Eyes Above The Waves

Robert O'Callahan. Christian. Repatriate Kiwi. Hacker.

Wednesday 1 November 2006

Making Web Applications First Class Desktop Citizens

I was reading Joshua Schachter's blog and noticed he's commented about something I've been thinking about: we need to make Web apps fit better in the world of desktop applications:
Since web applications aren't first-class desktop citizens they therefore are missing several interfaces that normal applications have: you cannot Alt-Tab to them, you cannot launch them separately, they don't "install" and stick around on your desktop, and notably, they cannot control what happens when you close them.

Not "installing" and "sticking around on your desktop" are actually nice features of Web applications, in most cases, but we could certainly improve the situation here, perhaps by making it easier to create desktop links, and by treating launches from desktop links as instantiating a new application instead of just another browser window or tab.
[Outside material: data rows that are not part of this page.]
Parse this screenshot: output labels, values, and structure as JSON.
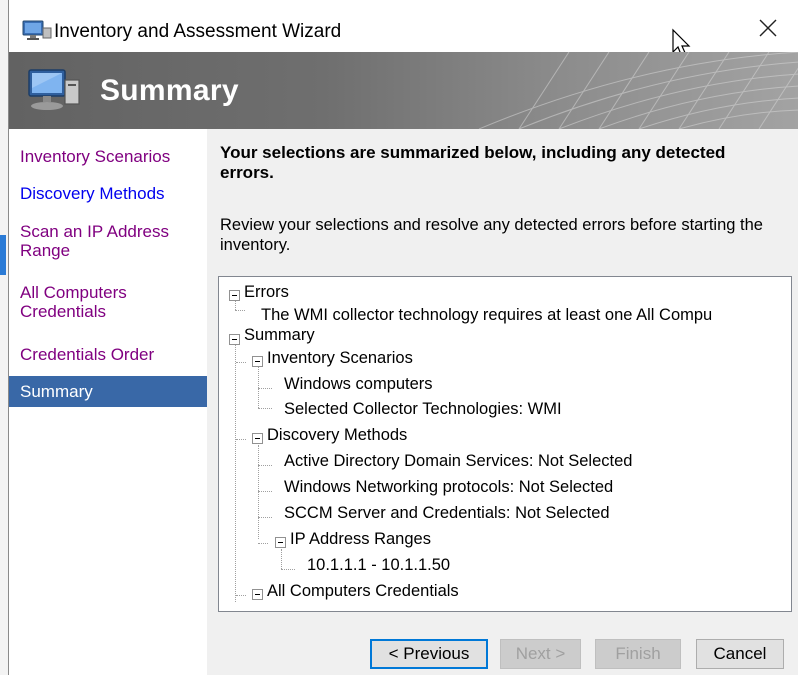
{
  "window": {
    "title": "Inventory and Assessment Wizard",
    "app_icon": "computer-monitor-icon",
    "close_icon": "close-icon"
  },
  "banner": {
    "title": "Summary",
    "icon": "computer-monitor-icon"
  },
  "sidebar": {
    "items": [
      {
        "label": "Inventory Scenarios",
        "state": "visited"
      },
      {
        "label": "Discovery Methods",
        "state": "link"
      },
      {
        "label": "Scan an IP Address Range",
        "state": "visited"
      },
      {
        "label": "All Computers Credentials",
        "state": "visited"
      },
      {
        "label": "Credentials Order",
        "state": "visited"
      },
      {
        "label": "Summary",
        "state": "active"
      }
    ]
  },
  "main": {
    "heading": "Your selections are summarized below, including any detected errors.",
    "description": "Review your selections and resolve any detected errors before starting the inventory."
  },
  "tree": {
    "errors": {
      "label": "Errors",
      "children": [
        "The WMI collector technology requires at least one All Compu"
      ]
    },
    "summary": {
      "label": "Summary",
      "inventory_scenarios": {
        "label": "Inventory Scenarios",
        "children": [
          "Windows computers",
          "Selected Collector Technologies: WMI"
        ]
      },
      "discovery_methods": {
        "label": "Discovery Methods",
        "children": [
          "Active Directory Domain Services: Not Selected",
          "Windows Networking protocols: Not Selected",
          "SCCM Server and Credentials: Not Selected"
        ],
        "ip_ranges": {
          "label": "IP Address Ranges",
          "children": [
            "10.1.1.1 - 10.1.1.50"
          ]
        }
      },
      "all_computers_credentials": {
        "label": "All Computers Credentials"
      }
    }
  },
  "buttons": {
    "previous": "< Previous",
    "next": "Next >",
    "finish": "Finish",
    "cancel": "Cancel"
  },
  "colors": {
    "active_nav": "#3968a7",
    "visited_link": "#800080",
    "link": "#0000ee",
    "default_button_border": "#0078d7"
  }
}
Another thing that Web apps should be able to do is register to handle certain file types.



Comments

Steve K
Yes, I've been thinking about the same thing -- an extension that would provide the hooks for a webapp to "install" itself as a desktop app. Each application would get its own profile and launch its own instance of Firefox with a window that has no other chrome besides a browser -- or perhaps there could be hooks to add a native menu bar as well as other other standard desktop app stuff (application icon, drag and drop, etc...)
Mike Purvis
Handling file types is really important, but also stuff like drag-n-drop, proper clipboard access, etc. Unfortunately a lot of these raise some pretty serious privacy/security concerns, but they're major reasons to hang onto desktop apps for certain kinds of tasks.
Robert O'Callahan
Drag and drop and clipboard can be handled reasonably safely. The WHATWG Web Apps 1.0 spec covers them. We should implement this just as a standard Web apps feature.
Steve: It seems to me we do want some integration with the browser. I think we probably want to use the user's regular profile, because there we have cookies, passwords and other settings that users probably want to share.
SimonG
Here here - launch from a desktop link please ...
Steve K
I suggested a new profile per app just so the webapp would look more like a separate app to the OS -- do multiple windows of the same app show up separately on OSX? But maybe there are other ways to do this, as having access to your cookies/passwords/etc is certainly more important.
This is very close to what I have in mind:
http://chip.cuccio.us/projects/gcal/
mikx
HTA's are great - at least for Intranet apps or anything needing more rights or the ability to use ActiveX.
Maybe Firefox could adopt something similar, some special level (like chrome) plus the power of XPCom.
http://msdn.microsoft.com/library/default.asp?url=/workshop/author/hta/overview/htaoverview.asp
Robert O'Callahan
I'd want to separate the trust and application issues, so that you can have untrusted applications that act more like desktop apps.
Stuart Ballard
It boggles my mind, actually, that with Firefox 2 it's *still* not possible to make mailto: links open in gmail (or any of the other webmail services). It integrates with Google Reader or Bloglines out of the box to allow subscription to RSS feeds - why not do the same thing for mail?
Zach Lipton
Roc -- You may want to take a look at a blog entry I wrote on the same topic a little while back: http://weblogs.mozillazine.org/zach/archives/017065.html
I feel like WHATWG is doing a good job of taking care of the web apps themselves, but I'd love to see us do more on the client side to make these apps more integrated into the desktop environment.
Mark Finkle
XULRunner seems to be a perfect way to create a desktop "wrapper" for web applications.
If you're going to make web apps fit better into the desktop, perhaps the "chrome" should be less browser-ish and more specific to the application.
Anonymous
Whao... That would be a killer feature for FF3 !
Robert O'Callahan
Zach: great! Clearly this is an idea whose time has come :-)
Mark: It's debatable ... I think it would be good to keep the UI close to the browser UI, to ensure that the user experience stays consistent.
Jeff Katzer
It looks like this is what Adobe is trying to do with their Apollo project.
http://labs.adobe.com/wiki/index.php/Apollo
It looks like it will allow you to deploy applications to the desktop using html / javascript and / or flash (uses webkit to render the html ;( )
j
Jeff Schiller
As you mention, not installing is a key feature of a web app (as is auto-upgrade).
I equate bookmarks with desktop shortcuts.
I equate ctrl-tab in the browser with alt-tab.
If you think of the browser as an extension to the OS, then I don't any issue.
Jay Pullur
I agree about your point on better desktop integration of web apps into the user's desktop. But, more important will be participation of desktop resources in your web apps and experience. Next generation platforms, including RIA on desktop, will bring this.